2011 yılı kota başı satış değeri referans alındığında satışa çıkartılan 14 şeker fabrikasının kota değerine aradan geçen 7 yıllık değer artışı daeklenmesi gerekmektedir ki tekliflerin bu fiyatlardan aşağı olması halinde de şaibeye açık bir özelleştirme olarak anılacaktır. Tekliflerin toplanıp üç günde açık artırmaya çıkılması özelleştirme üzerindeki önceden kamuoyuna anlatmaya çalıştığımız şüphelerimizi bir kez daha gerçek hale getirmektedir. Bu, normal bir ihale süreci değildir.

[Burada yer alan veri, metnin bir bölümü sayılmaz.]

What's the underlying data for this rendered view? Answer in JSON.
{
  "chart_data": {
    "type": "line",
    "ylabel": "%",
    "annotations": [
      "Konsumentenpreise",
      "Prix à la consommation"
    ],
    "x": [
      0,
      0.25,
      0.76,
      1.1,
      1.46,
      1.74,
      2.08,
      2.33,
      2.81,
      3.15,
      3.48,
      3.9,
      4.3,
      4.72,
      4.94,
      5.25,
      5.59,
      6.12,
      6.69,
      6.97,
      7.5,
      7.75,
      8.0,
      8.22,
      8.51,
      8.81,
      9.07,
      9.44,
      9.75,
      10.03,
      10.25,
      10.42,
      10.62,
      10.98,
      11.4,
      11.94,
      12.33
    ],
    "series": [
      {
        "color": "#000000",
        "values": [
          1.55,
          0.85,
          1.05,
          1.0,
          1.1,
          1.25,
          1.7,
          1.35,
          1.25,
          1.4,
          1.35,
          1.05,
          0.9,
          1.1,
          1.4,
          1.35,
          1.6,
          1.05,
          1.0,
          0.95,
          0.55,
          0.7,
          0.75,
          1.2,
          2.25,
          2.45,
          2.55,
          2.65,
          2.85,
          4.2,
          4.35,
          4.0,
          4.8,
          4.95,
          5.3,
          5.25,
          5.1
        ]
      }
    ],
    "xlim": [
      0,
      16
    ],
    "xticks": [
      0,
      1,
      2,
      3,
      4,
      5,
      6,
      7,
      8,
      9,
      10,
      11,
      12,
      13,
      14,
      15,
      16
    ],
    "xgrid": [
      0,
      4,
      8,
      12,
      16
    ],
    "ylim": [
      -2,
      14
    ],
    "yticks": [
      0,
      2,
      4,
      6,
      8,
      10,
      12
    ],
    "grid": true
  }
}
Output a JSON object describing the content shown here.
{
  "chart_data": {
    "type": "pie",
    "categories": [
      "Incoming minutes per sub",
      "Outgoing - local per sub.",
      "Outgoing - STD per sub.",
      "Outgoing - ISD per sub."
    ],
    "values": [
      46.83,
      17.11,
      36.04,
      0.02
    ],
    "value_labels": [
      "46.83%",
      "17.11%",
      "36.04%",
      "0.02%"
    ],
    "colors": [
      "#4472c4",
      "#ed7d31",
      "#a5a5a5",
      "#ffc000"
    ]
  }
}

Fabrikaların hiçbir stratejiye dayanmadan, üretimin düzenini bozacak böylesine bir mantıkla özelleştirilme süreci iptal edilmediği taktirdetekrar tekrar söylüyoruz ki; 14 şeker fabrikasından yarıdan fazlası özelleştirme sonrasında kapanacaktır. Şeker fabrikaları kimsenin tapulu ve kupon arazisi değildir. Böylesine bir özelleştirme, 'Elifi görse mertek sananların, Samana kazık çakması'ndan başka bir şey değildir. Özelleştirme İdaresi'nin fabrikaları ballı çörekli hale getiren anahtar teslimi bir satış anlayışını tümden reddediyoruz. İhanetle verkaça girmiş, bu ülkenin üreticisinden işçisine, zillet ve hezimet yaşatmayı projelendirenler, boşuna sevinmesinler; çünkü hevesleri kursaklarında kalacaktır.

Türk Şeker sektörünün, ekonomik ve sosyal getirileri yönünden iyi analiz edilmeden, sektörün yaşatılmasına yönelik tüm tedbirler alınmadan, Tarım politikalarında meydana gelen değişikliklerin, AB Şeker Rejimi Reformu'nun sonuçları başta olmak üzere dünyadaki gelişmeler titizlikle takip edilmeden ve Türkiye şartlarına uygun olarak özelleştirme modeli tekrar gözden geçirilmeden yapılacak özelleştirme şeker sektörünün çekirdeğini hiçbir zaman filizlendirmeyecektir. Bu konu oldubittiye getirilmeden devlet, üretici ve çalışanların aynı orkestra içinde aynı enstürümanları çaldığı terazi dengesinin sağlandığı dünya gerçeklerine uygun bir çözüm planı ortaya konulmalıdır.